Wieso sind Sie und stimmen für eine Impfpflicht, obwohl die WHO und sich Wissenschaftler in einem offenen Brief gegen eine Impfpflicht aussprechen?
Werter Herr R.,
Sie haben auf meine Frage vom 29. August 2021 ausweichend geantwortet (Frage nach wissenschaftlichen Kriterien/Gründen). Nun haben Sie einer Impfpflicht für bestimmte Berufsgruppen zugestimmt, obwohl WHO (https://www.dw.com/en/who-vaccine-mandates-should-be-last-resort/a-600437) und Wissenschaftler in einem offenen Brief (https://tkp.at/2021/12/10/offener-brief-von-wissenschaftlern-gegen-impfpflicht/) sich gegen eine Impfpflicht aussprechen. Aufgrund welchen (rechtlichen und ethischen) Gründen haben sie sich gegen die Empfehlung der WHO und den Wissenschaftlern ausgesprochen und einer Impfpflicht zugestimmt?

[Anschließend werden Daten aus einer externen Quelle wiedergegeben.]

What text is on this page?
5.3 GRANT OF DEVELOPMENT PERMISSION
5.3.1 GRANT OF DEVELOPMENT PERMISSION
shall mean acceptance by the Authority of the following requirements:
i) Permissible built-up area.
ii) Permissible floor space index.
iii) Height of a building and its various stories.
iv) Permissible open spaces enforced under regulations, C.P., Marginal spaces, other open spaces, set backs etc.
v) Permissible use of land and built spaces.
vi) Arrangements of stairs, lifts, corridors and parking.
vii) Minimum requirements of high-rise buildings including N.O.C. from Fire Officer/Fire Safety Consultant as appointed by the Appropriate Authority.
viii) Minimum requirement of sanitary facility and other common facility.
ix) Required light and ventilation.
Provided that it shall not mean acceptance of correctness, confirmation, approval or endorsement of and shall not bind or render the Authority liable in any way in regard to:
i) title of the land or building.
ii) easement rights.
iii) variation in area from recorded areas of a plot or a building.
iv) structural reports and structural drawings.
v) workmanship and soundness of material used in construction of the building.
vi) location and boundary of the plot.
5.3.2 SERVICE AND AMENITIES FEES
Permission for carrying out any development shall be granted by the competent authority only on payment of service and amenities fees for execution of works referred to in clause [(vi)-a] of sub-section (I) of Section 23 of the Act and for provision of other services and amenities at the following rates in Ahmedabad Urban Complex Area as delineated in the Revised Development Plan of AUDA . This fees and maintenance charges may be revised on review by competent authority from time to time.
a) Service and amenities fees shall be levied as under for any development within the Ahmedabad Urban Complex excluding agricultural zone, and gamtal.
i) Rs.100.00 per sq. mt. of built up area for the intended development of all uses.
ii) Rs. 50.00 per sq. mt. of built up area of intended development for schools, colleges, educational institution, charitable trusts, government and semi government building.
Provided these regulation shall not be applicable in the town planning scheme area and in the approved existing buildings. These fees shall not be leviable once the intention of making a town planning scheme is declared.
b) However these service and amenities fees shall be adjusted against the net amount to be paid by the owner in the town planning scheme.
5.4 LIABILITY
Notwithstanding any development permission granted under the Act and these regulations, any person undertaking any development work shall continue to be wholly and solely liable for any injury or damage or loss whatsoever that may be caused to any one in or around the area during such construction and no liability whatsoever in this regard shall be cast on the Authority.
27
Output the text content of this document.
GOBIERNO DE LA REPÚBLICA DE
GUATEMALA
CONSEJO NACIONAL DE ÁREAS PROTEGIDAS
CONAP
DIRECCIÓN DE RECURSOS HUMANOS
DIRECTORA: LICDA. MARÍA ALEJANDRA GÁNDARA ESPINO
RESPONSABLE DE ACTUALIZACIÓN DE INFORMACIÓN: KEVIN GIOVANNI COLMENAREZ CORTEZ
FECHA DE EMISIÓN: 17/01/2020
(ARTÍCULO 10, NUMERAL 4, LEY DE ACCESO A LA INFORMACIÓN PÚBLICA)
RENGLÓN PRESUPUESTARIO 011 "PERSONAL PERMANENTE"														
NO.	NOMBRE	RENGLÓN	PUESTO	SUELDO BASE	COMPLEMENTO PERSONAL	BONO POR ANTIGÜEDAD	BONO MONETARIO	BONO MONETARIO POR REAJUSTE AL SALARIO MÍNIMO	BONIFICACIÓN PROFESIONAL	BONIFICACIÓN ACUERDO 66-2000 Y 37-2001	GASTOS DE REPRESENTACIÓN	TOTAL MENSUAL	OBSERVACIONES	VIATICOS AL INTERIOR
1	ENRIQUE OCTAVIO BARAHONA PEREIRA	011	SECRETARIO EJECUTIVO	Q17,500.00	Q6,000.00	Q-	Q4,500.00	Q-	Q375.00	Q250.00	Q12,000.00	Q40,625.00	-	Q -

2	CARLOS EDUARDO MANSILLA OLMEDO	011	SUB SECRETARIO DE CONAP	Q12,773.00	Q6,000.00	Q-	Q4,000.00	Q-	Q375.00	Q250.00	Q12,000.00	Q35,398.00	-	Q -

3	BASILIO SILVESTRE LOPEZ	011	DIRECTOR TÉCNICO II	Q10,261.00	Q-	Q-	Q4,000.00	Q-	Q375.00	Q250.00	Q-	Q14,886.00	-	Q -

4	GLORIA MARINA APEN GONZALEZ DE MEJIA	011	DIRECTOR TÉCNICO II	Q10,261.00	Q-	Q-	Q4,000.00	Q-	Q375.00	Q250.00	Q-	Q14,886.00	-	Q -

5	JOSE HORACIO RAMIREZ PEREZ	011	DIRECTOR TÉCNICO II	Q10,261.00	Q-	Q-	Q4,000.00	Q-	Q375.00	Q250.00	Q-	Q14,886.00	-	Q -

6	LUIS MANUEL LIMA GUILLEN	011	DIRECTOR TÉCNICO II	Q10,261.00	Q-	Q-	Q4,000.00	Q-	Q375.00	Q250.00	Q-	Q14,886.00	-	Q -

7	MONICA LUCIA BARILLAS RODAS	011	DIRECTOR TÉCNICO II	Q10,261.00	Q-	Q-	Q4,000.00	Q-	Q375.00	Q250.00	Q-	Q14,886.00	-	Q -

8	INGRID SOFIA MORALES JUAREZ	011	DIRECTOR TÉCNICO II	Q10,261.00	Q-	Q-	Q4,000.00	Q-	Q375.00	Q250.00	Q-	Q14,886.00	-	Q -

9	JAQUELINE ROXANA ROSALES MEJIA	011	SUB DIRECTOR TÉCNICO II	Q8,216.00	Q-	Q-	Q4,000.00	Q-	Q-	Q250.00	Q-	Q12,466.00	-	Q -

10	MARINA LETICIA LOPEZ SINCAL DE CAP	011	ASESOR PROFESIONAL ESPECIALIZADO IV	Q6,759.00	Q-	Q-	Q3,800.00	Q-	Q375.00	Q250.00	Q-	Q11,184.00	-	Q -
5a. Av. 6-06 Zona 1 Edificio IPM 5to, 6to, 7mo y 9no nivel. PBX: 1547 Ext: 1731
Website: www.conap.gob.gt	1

Sie sind auch für eine allgemeine Impfpflicht (siehe Frage von Michael B. vom 25.08.2021). Welche Maßstäbe legen Sie für die Kriterien einer allgemeinen Gefahr für die Menschen durch Infektionskrankheiten an um eine allgemeine Impfpflicht zu rechtfertigen? Oder sind es vorwiegend ökonomische Gründe (Einsparungen im Gesundheits- und Pflegesystem)?
Grüße
Sehr geehrter Herr D.,
vielen Dank für Ihre Nachricht. Mir ist bekannt, dass es auch unter Wissenschaftlern unterschiedliche Auffassungen zu einer Impfpflicht gegen SARS-CoV-2 gibt. Zahlreiche Wissenschaftler, darunter auch die Nationale Akademie der Wissenschaften Leopoldina, haben sich jüngst für die stufenweise Einführung einer Impfpflicht ausgesprochen. Auch möchte ich klarstellen, dass sich die WHO nicht gegen eine Impfpflicht ausgesprochen hat. Vielmehr hat der WHO-Regionaldirektor für Europa deutlich gemacht, dass die Impfpflicht nur dann eingeführt werden sollte, wenn alle anderen Optionen zur Verbesserung der Impfaktivität ausgeschöpft sind. Die vergangenen Monate haben gezeigt, dass die zahlreichen Maßnahmen zur Steigerung der Impfquote an ihre Grenzen gestoßen sind, weshalb viele Bundestagsabgeordnete und auch ich eine stufenweise Impfpflicht nunmehr für gerechtfertigt halten.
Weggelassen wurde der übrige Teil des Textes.